Kan de afname van de botmassa tijdens gewichtsverlies worden voorkomen? Deze vraag is relevant ongeacht de mate waarin men verontrust is over de afname van de BMD met ∼2% in de RCT’s van gewichtsverlies bij oudere volwassenen met overgewicht en obesitas en in CALERIE fase 2. Van verschillende strategieën is aangetoond dat zij het verlies van botmassa als gevolg van calorierestrictie bij oudere volwassenen afzwakken, maar niet voorkomen.

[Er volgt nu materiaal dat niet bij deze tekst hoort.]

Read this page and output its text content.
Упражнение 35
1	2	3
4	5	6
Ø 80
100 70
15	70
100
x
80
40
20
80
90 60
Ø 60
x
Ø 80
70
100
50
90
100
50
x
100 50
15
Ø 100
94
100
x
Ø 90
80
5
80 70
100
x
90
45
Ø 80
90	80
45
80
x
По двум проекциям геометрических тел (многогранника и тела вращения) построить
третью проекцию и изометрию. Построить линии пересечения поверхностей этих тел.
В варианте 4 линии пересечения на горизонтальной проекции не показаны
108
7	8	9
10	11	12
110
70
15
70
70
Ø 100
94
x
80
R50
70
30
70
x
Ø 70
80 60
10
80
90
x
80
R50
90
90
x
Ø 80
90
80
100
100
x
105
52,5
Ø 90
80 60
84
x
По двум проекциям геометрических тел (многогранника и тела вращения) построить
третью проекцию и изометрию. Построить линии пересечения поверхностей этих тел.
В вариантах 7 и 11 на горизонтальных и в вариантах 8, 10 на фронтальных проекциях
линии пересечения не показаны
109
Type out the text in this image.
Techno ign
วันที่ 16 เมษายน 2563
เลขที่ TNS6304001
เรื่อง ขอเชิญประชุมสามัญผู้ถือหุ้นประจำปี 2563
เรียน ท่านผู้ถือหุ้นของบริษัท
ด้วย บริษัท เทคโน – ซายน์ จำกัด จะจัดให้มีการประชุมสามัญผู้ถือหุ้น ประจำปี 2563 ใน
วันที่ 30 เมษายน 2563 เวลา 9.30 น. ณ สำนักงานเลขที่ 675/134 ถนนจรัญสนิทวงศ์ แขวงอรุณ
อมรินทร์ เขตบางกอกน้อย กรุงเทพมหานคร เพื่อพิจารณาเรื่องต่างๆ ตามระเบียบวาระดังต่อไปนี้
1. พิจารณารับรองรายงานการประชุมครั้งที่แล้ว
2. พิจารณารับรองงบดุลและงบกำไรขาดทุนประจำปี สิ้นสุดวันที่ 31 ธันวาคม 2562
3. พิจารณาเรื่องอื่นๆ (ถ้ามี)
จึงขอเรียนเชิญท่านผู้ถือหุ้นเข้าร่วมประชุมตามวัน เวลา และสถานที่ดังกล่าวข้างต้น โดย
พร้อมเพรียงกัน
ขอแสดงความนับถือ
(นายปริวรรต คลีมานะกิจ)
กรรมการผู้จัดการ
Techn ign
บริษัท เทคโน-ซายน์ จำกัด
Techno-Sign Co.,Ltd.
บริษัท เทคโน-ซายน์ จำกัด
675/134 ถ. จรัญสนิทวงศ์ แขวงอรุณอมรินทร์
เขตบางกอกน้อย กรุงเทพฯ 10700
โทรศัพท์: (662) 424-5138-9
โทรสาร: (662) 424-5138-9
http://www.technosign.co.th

De eerste hiervan is lichaamsbeweging, en met name gewichtdragende en spierbelastende lichaamsbeweging, die de toename van botresorptie en de afname van BMD vermindert wanneer deze wordt gecombineerd met een calorische restrictie.55 Lichaamsbeweging kan directe positieve effecten hebben op het bot en ook resulteren in het behoud van meer vetvrije massa tijdens het verlies van vetvrije massa. Wanneer dieetstrategieën zijn overwogen, hebben zowel een hogere calciuminname18 als, afzonderlijk daarvan, een hogere eiwitinname56 de afname van de BMD tijdens de calorierestrictie afgezwakt. (In de populatie van bariatrische chirurgen is recentelijk aangetoond dat een meervoudige interventie van lichaamsbeweging, calcium, vitamine D en eiwitsuppletie de postoperatieve afname van de BMD vermindert.46) Elk van deze maatregelen is haalbaar en niet duur en kan dus, als er geen contra-indicaties zijn, waarschijnlijk worden overwogen, zelfs in afwachting van gegevens over het toekomstige fractuurrisico.
Samenvattend hebben we nu bewijs dat gewichtsverlies door CR de botmassa vermindert bij oudere volwassenen met overgewicht en obesitas en ook bij jongere volwassenen zonder obesitas (inclusief normaal gewicht). De implicaties voor het fractuurrisico zijn onzeker en verschillen waarschijnlijk per leeftijd, andere risicofactoren voor fracturen, en begin- en eindgewicht of BMI. Er moet nog worden bepaald hoe sterk artsen patiënten die aan CR beginnen moeten adviseren over een negatief effect op de gezondheid van het skelet en maatregelen moeten aanbevelen om een negatief effect te verzachten. We hebben een verantwoordelijkheid jegens onze patiënten en de algemene bevolking om deze kwestie te begrijpen.